Opinião
Boris e Corbyn: duas histórias, dois destinos
Se Boris Johnson cumprir o mandato de cinco anos, o Labour chegará a 2024 tendo tido apenas um líder eleito para primeiro-ministro nos últimos cinquenta anos. Um único, em meio século: Tony Blair (James Callaghan e Gordon Brown assumiram o cargo sem eleições gerais).
1. Paremos um minuto para pensar na história de dois séculos do Partido Conservador e Unionista do Reino Unido. É talvez o movimento com mais sucesso na história da democracia ocidental. Os Tories são uma grande amálgama de sensibilidades não socialistas, mas apesar dessa diversidade nunca deixaram de se preocupar mais em governar e dar utilidade ao voto popular do que em perder-se em discussões dogmáticas bizantinas sobre a própria identidade. Já foram mais assistencialistas ou liberais, mais patrióticos ou cosmopolitas, mais europeístas ou anti-federalistas. Atravessaram incólumes as modas dos autoritarismos e venceram o fascismo e o marxismo. São quase sempre o que têm de ser (ou o que tem de ser), segundo os princípios conservadores democráticos e aquilo que o mundo, em cada momento, exige desses princípios.
É também a isso que se deve a vitória de Boris Johnson na semana passada. Há meio ano os conservadores obtiveram 9% nas Europeias e foram dados como mortos por muita gente. Agora obtiveram 44% e uma maioria absolutíssima de deputados nas eleições para o parlamento de Westminster. Uma recuperação desta dimensão, em tão pouco tempo, só foi possível porque os Tories perceberam o sentimento do eleitorado como os outros não conseguiram. Perceberam que era preciso resolver rapidamente o Brexit, de acordo com a vontade expressa no referendo, mas também que o que determinou o resultado do referendo, bem ou mal, foi um forte sentimento de desigualdade regional e de cansaço com a austeridade da última década. Com o programa mais centrista desde há meio século, prometeram um investimento gigantesco no SNS e em obras públicas no Centro e Norte de Inglaterra, de onde varreram os Trabalhistas.

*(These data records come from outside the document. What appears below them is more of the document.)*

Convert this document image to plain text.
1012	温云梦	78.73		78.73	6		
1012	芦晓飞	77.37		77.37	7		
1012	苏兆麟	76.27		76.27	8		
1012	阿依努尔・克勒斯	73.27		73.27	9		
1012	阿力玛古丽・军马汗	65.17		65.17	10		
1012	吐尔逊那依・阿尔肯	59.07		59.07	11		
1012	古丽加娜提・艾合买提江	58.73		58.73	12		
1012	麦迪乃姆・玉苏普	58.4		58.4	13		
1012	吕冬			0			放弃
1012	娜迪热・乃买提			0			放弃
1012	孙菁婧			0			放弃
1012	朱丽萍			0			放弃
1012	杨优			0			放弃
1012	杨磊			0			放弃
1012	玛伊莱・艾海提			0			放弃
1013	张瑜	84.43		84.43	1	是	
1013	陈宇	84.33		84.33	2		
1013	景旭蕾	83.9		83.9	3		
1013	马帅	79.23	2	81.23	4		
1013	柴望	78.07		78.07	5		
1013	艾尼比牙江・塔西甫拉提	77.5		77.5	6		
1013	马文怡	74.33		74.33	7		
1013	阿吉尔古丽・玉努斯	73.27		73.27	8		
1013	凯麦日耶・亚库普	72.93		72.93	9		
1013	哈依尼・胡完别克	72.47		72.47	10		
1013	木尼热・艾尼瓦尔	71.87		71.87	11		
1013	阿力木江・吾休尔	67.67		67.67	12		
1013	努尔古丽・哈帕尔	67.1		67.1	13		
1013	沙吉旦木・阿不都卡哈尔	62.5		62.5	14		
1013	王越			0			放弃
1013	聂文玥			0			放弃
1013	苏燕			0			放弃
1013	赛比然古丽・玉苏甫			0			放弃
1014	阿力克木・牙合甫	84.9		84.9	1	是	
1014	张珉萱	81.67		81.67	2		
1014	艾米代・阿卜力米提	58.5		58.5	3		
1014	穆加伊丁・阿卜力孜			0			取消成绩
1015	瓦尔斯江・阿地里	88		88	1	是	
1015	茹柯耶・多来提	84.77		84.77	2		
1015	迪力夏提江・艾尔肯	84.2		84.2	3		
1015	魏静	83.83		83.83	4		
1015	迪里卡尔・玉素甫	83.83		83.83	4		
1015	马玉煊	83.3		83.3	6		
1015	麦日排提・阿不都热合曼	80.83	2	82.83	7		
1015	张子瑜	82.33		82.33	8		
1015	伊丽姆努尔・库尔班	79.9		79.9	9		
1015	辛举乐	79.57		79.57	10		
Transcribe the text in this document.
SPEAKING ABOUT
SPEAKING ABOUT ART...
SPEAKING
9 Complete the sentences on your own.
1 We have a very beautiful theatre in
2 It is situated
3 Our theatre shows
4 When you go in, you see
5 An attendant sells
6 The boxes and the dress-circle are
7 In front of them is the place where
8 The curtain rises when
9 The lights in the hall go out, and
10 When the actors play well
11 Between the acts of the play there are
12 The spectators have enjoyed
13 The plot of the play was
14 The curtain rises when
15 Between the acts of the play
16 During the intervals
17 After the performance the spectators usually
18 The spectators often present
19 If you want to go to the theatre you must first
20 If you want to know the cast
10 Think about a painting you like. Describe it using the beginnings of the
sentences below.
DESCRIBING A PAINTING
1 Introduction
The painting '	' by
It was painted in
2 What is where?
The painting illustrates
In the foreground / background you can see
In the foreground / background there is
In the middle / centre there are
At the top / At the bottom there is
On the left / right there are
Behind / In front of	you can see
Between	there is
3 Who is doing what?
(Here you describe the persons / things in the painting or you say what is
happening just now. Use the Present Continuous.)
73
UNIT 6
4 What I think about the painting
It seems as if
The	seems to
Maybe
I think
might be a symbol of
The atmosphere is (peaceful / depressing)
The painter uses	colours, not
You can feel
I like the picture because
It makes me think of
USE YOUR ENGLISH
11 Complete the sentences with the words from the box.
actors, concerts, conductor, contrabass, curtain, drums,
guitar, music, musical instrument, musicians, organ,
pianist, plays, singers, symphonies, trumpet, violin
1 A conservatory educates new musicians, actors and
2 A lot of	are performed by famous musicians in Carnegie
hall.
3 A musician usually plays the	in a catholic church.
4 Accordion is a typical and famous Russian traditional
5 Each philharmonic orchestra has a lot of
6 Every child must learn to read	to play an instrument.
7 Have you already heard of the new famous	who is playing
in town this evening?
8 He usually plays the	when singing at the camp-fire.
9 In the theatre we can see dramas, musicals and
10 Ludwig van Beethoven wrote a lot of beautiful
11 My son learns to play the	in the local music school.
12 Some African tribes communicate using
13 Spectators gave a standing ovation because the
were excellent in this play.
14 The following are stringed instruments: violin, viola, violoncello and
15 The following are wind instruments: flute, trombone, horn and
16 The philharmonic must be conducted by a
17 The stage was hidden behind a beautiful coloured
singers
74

Se Boris consolidar o seu novo eleitorado, e ao mesmo tempo recuperar parte do voto urbano que lhe deu dois mandatos como Mayor de Londres, terá na História o lugar que deseja. Para isso, precisa acima de tudo de um Brexit sensato, respeitador da vocação liberal da cultura e da economia britânicas.
2. A vitória conservadora também se deve a Jeremy Corbyn. Corbyn lembra-me um dos meus livros políticos predilectos: "The Unfinished Revolution - How The Modernisers Saved The Labour Party", de Philip Gould. Gould, um dos principais estrategas do "New Labour" de Tony Blair, explica como os Trabalhistas renasceram das cinzas dos anos Thatcher e Major para definirem uma época na política britânica.
Nos anos 80, o Labour foi um partido traumatizado, que se sentia traído pelo próprio povo de que julgava ser o mais digno defensor. Gould contraria esta tese: não foi o povo que traiu o partido; foi o partido que traiu o povo. Porque o povo que atribuía as maiorias parlamentares não era já a velha classe operária industrial dos manuais, mas uma nova classe média jovem que se reconhecia na aspiração individualista dos discursos de Thatcher e desprezava o estatismo anacrónico, o sindicalismo radical e a terceira idade ideológica que os Trabalhistas representavam.
Gould, apesar de se definir como um racionalista hegeliano, conta que aprendeu com o filósofo conservador Michael Oakeshott os limites do racionalismo na actividade politica. Para Oakeshott, o bom político não é aquele que traça cenários macroeconómicos frios e soluções ideologicamente puras e coerentes; é aquele que compreende as "intimações" do povo. Ou seja, é aquele que intui as mudanças que o povo reclama através de indicadores mais ou menos subtis.
Um partido empenhado em perceber estas intimações não tem de mudar os seus princípios, mas tem de perceber de que modo esses princípios devem ser articulados e concretizados em cada circunstância histórica. Blair conseguiu-o; Corbyn, com o seu marxismo requentado, não o quis sequer tentar. E o resultado aí está.
Se Boris Johnson cumprir o mandato de cinco anos, o Labour chegará a 2024 tendo tido apenas um líder eleito para primeiro-ministro nos últimos cinquenta anos. Um único, em meio século: Tony Blair (James Callaghan e Gordon Brown assumiram o cargo sem eleições gerais). No entanto, a julgar pelos candidatos já anunciados à sucessão de Jeremy Corbyn, o partido quer continuar o caminho da purificação e do sectarismo. Sendo assim, boa sorte.